I understand the epsilon-delta definition, but I can't work out problems with sines. Can someone help me with this exercises:

I have to solve:
1. sin(x) --> 1 for x --> pi/2
then abs(x-pi/2)<delta, but how do I work out abs(sin(x)-pi/2)<epsilon ??

2. (pi+2)sin(x)-2x-2 -->0 for x --> pi/2
how do I work out abs((pi+2)sin(x)-2x-2)<epsilon ??

thx for the help

#### Sudharaka

I understand the epsilon-delta definition, but I can't work out problems with sines. Can someone help me with this exercises:

I have to solve:
1. sin(x) --> 1 for x --> pi/2
then abs(x-pi/2)<delta, but how do I work out abs(sin(x)-pi/2)<epsilon ??

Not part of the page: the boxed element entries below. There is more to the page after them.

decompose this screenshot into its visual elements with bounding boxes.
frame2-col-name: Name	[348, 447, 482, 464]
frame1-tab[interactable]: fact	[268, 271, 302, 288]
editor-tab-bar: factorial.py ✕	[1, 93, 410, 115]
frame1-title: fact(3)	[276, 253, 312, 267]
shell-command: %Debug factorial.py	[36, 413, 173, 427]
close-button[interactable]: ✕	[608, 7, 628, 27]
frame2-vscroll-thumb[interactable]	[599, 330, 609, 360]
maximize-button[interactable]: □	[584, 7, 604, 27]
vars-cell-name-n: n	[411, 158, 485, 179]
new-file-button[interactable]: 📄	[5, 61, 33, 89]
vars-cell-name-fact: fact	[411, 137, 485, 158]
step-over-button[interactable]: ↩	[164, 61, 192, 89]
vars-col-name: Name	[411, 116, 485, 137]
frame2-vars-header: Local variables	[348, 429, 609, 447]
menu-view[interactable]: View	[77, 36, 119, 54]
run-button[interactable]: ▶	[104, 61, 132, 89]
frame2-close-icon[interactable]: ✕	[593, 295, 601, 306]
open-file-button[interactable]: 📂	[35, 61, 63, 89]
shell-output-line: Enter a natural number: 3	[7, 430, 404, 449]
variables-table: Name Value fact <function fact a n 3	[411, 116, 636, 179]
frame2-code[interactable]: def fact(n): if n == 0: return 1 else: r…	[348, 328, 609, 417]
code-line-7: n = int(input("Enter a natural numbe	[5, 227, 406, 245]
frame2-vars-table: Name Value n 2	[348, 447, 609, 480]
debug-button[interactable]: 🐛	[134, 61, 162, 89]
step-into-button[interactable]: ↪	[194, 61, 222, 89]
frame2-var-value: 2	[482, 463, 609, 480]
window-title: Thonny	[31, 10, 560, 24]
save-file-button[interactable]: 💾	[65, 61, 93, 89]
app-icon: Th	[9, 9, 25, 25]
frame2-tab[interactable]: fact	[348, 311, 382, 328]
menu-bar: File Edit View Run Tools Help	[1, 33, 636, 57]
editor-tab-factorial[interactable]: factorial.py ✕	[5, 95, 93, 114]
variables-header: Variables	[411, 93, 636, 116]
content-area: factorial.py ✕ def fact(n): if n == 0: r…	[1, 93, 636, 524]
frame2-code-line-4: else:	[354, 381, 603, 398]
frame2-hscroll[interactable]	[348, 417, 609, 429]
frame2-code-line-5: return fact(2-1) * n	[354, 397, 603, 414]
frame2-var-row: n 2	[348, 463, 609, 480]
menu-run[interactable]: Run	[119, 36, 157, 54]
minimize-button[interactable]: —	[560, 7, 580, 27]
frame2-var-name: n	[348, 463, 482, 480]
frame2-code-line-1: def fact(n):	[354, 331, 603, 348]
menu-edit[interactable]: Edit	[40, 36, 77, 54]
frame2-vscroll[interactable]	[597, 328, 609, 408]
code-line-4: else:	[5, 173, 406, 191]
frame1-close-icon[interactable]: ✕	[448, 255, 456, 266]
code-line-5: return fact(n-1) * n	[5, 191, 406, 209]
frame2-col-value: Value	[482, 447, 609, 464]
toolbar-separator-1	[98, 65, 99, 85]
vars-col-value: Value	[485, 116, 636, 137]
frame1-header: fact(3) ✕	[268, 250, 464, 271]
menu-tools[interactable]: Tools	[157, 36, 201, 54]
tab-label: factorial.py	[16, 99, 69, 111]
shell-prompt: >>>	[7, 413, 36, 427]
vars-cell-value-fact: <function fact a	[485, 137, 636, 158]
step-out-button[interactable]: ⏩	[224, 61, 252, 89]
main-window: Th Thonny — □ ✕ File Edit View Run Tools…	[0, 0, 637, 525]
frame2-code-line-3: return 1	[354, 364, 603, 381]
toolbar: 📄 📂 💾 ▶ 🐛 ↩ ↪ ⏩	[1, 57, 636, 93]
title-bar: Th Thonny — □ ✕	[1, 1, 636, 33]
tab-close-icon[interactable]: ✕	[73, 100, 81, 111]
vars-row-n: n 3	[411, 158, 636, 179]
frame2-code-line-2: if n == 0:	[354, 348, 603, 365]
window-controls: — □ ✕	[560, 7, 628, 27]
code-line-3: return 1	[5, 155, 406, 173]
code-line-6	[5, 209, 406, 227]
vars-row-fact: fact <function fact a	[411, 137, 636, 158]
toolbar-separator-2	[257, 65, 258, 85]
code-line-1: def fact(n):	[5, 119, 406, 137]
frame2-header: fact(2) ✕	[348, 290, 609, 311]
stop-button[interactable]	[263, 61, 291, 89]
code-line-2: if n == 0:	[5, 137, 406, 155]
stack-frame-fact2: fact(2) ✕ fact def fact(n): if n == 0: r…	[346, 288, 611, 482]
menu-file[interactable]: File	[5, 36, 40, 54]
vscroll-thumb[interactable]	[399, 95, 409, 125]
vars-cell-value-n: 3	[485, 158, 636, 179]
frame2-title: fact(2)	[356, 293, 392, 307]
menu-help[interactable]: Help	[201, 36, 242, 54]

2. (pi+2)sin(x)-2x-2 -->0 for x --> pi/2
how do I work out abs((pi+2)sin(x)-2x-2)<epsilon ??

thx for the help
Dear sung,

Proof of $$\displaystyle \lim_{x\rightarrow\frac{\pi}{2}}{\sin{x}=1}$$

Recall the $$\displaystyle \epsilon-\delta$$ definition. We have to show that, $$\displaystyle \forall~\epsilon>0~\exists~\delta>0~such~that,~0<\left|~x-\frac{\pi}{2}\right|<\delta\Rightarrow\mid\sin{x}-1\mid<\epsilon$$

Consider, $$\displaystyle \mid\sin{x}-1\mid$$

$$\displaystyle =\left|\sin{x}-\sin\frac{\pi}{2}\right|$$

$$\displaystyle =\left|~2\sin\frac{\left(x-\frac{\pi}{2}\right)}{2}\cos\frac{\left(x+\frac{\pi}{2}\right)}{2}\right|$$

$$\displaystyle =\left|~2~\right|\left|\sin\frac{\left(x-\frac{\pi}{2}\right)}{2}\right|\left|\cos\frac{\left(x+\frac{\pi}{2}\right)}{2}\right|$$

$$\displaystyle <\mid~2~\mid\left|\sin\frac{\left(x-\frac{\pi}{2}\right)}{2}\right|$$ ; since $$\displaystyle \left|\cos\frac{\left(x+\frac{\pi}{2}\right)}{2}\right|>0$$

$$\displaystyle <\mid~2~\mid\left|\frac{\left(x-\frac{\pi}{2}\right)}{2}\right|$$ ; since, $$\displaystyle \mid\sin{u}\mid<\mid{u}\mid\forall~u\in{R}~where~u~is~in~radians$$

Take any $$\displaystyle \epsilon$$ such that,

$$\displaystyle \mid\sin{x}-1\mid<\left|{x-\frac{\pi}{2}}\right|<\epsilon$$

Therefore, $$\displaystyle \mid\sin{x}-1\mid<\epsilon~whenever~\left|~x-\frac{\pi}{2}\right|<\epsilon$$

Take $$\displaystyle \delta=\epsilon$$ ;

$$\displaystyle \mid\sin{x}-1\mid<\epsilon~whenever~\left|{x-\frac{\pi}{2}}\right|<\delta$$

Hence according to the $$\displaystyle \epsilon-\delta$$ definition,

$$\displaystyle \lim_{x\rightarrow\frac{\pi}{2}}{\sin{x}=1}$$